The TFLite Micro benchmark project should contain:

esp32_tflm_denoising/
├── main_tflm_denoising_benchmark.cpp
├── model_data.h
├── noodle_serial.h
└── noodle_serial.cpp

This benchmark intentionally reuses noodle_serial.h and noodle_serial.cpp.

That means the serial protocol remains the same:

READY → IMG → RDYIMG → ACK → OUT <time_us> → output image bytes

So the same Python host script used for Noodle can also be used for TFLite Micro.


15.4 Tensor arena

TFLite Micro does not expose the same NoodleBuffer ping-pong schedule to the user.

Instead, it uses one large memory region called the tensor arena.

A simple explanation is:

Noodle:
  A / B NoodleBuffer objects = visible ping-pong tensor storage
  internal scratch buffers   = operator workspace managed by Noodle

TFLite Micro:
  tensor_arena               = framework-managed storage for tensors and scratch memory

So for TFLite Micro, we allocate:

constexpr size_t TENSOR_ARENA_SIZE = 512 * 1024;
static uint8_t *tensor_arena = nullptr;

Then the interpreter decides how to use that arena internally.

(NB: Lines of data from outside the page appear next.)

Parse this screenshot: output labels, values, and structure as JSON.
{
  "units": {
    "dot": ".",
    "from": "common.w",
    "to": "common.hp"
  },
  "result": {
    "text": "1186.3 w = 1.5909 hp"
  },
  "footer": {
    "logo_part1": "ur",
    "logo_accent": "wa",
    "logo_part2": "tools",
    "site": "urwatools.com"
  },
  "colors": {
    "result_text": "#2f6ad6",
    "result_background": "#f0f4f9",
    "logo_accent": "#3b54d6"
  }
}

If allocation fails, increase available memory by using an ESP32 board with PSRAM.

If AllocateTensors() fails, increase TENSOR_ARENA_SIZE.


15.5 Required TFLite Micro operators

This autoencoder usually needs these operators:

CONV_2D
TRANSPOSE_CONV
LOGISTIC

Depending on the converter version, ReLU may be fused into Conv2D/TransposeConv. If it is not fused, the model may also need a standalone ReLU operator.

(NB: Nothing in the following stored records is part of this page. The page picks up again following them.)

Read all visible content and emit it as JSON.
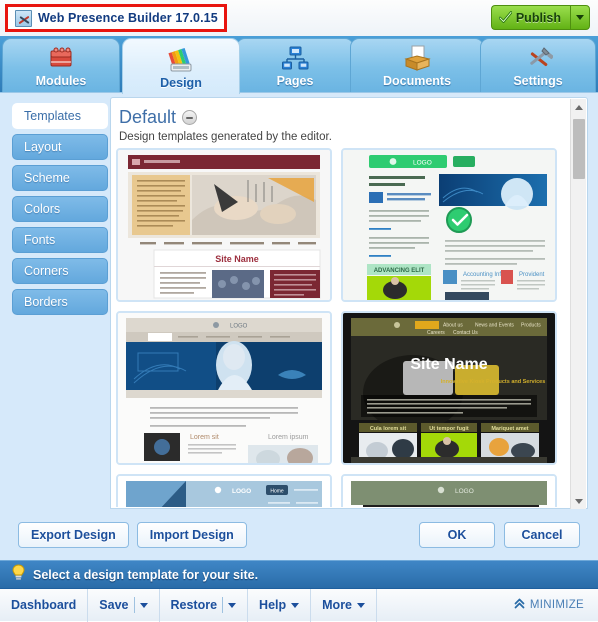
{
  "window": {
    "app_title": "Web Presence Builder 17.0.15",
    "app_icon": "app-builder-icon",
    "highlight_color": "#e8150f"
  },
  "publish": {
    "label": "Publish",
    "icon": "check-icon",
    "dropdown_icon": "caret-down-icon",
    "color": "#62b215"
  },
  "tabs": [
    {
      "label": "Modules",
      "icon": "blocks-icon",
      "active": false
    },
    {
      "label": "Design",
      "icon": "color-fan-icon",
      "active": true
    },
    {
      "label": "Pages",
      "icon": "sitemap-icon",
      "active": false
    },
    {
      "label": "Documents",
      "icon": "file-box-icon",
      "active": false
    },
    {
      "label": "Settings",
      "icon": "tools-icon",
      "active": false
    }
  ],
  "sidebar": {
    "items": [
      {
        "label": "Templates",
        "active": true
      },
      {
        "label": "Layout",
        "active": false
      },
      {
        "label": "Scheme",
        "active": false
      },
      {
        "label": "Colors",
        "active": false
      },
      {
        "label": "Fonts",
        "active": false
      },
      {
        "label": "Corners",
        "active": false
      },
      {
        "label": "Borders",
        "active": false
      }
    ]
  },
  "content": {
    "section_title": "Default",
    "collapse_icon": "minus-circle-icon",
    "section_subtitle": "Design templates generated by the editor.",
    "templates": [
      {
        "name": "maroon-drafting-template",
        "site_name": "Site Name",
        "accent": "#7b2733"
      },
      {
        "name": "green-business-template",
        "site_name": "LOGO",
        "accent": "#2ecc71"
      },
      {
        "name": "blue-corporate-template",
        "site_name": "LOGO",
        "accent": "#1a5c8f"
      },
      {
        "name": "dark-olive-template",
        "site_name": "Site Name",
        "accent": "#6d6a2a"
      },
      {
        "name": "sky-blue-template",
        "site_name": "LOGO",
        "accent": "#7fb3d5"
      },
      {
        "name": "sage-green-template",
        "site_name": "LOGO",
        "accent": "#7a8c6e"
      }
    ]
  },
  "scrollbar": {
    "up_icon": "triangle-up-icon",
    "down_icon": "triangle-down-icon"
  },
  "buttons": {
    "export_design": "Export Design",
    "import_design": "Import Design",
    "ok": "OK",
    "cancel": "Cancel"
  },
  "hintbar": {
    "icon": "lightbulb-icon",
    "text": "Select a design template for your site."
  },
  "toolbar": {
    "dashboard": "Dashboard",
    "save": "Save",
    "restore": "Restore",
    "help": "Help",
    "more": "More",
    "minimize": "MINIMIZE",
    "minimize_icon": "chevron-double-up-icon"
  }
}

For the benchmark, the provided ESP32 code uses AllOpsResolver to avoid missing-operator problems.

After the benchmark works, we can replace AllOpsResolver with a smaller MicroMutableOpResolver to reduce flash usage.


15.6 Benchmark comparison table

We should record:

Metric Noodle TFLite Micro
Model format .h weight arrays .tflite C array
Input size 784 bytes 784 bytes
Output size 784 bytes 784 bytes
Inference time OUT <time_us> OUT <time_us>
RAM strategy NoodleBuffer ping-pong + internal scratch tensor arena
Memory control explicit schedule, automatic buffer growth framework-managed
Ease of debugging layer shapes high lower
Deployment convenience manual easier once model converts

This comparison is useful because it shows the educational difference between Noodle and TFLite Micro.

Noodle makes the memory movement visible through the NoodleBuffer ping-pong schedule.

TFLite Micro hides most memory movement inside the interpreter.


16. Main Points

After completing this exercise, we should understand that:

  1. A convolutional autoencoder can perform image denoising.
  2. Noodle can run convolution and transposed convolution on a microcontroller.
  3. Keras tensor layout and Noodle tensor layout are different.
  4. Weight export is a critical deployment step.
  5. Serial communication is needed to move input and output images between Python and the microcontroller.
  6. NoodleBuffer removes most manual allocation code while keeping the ping-pong tensor flow visible.
  7. Embedded inference is not only about model accuracy, but also memory, data layout, and communication protocol.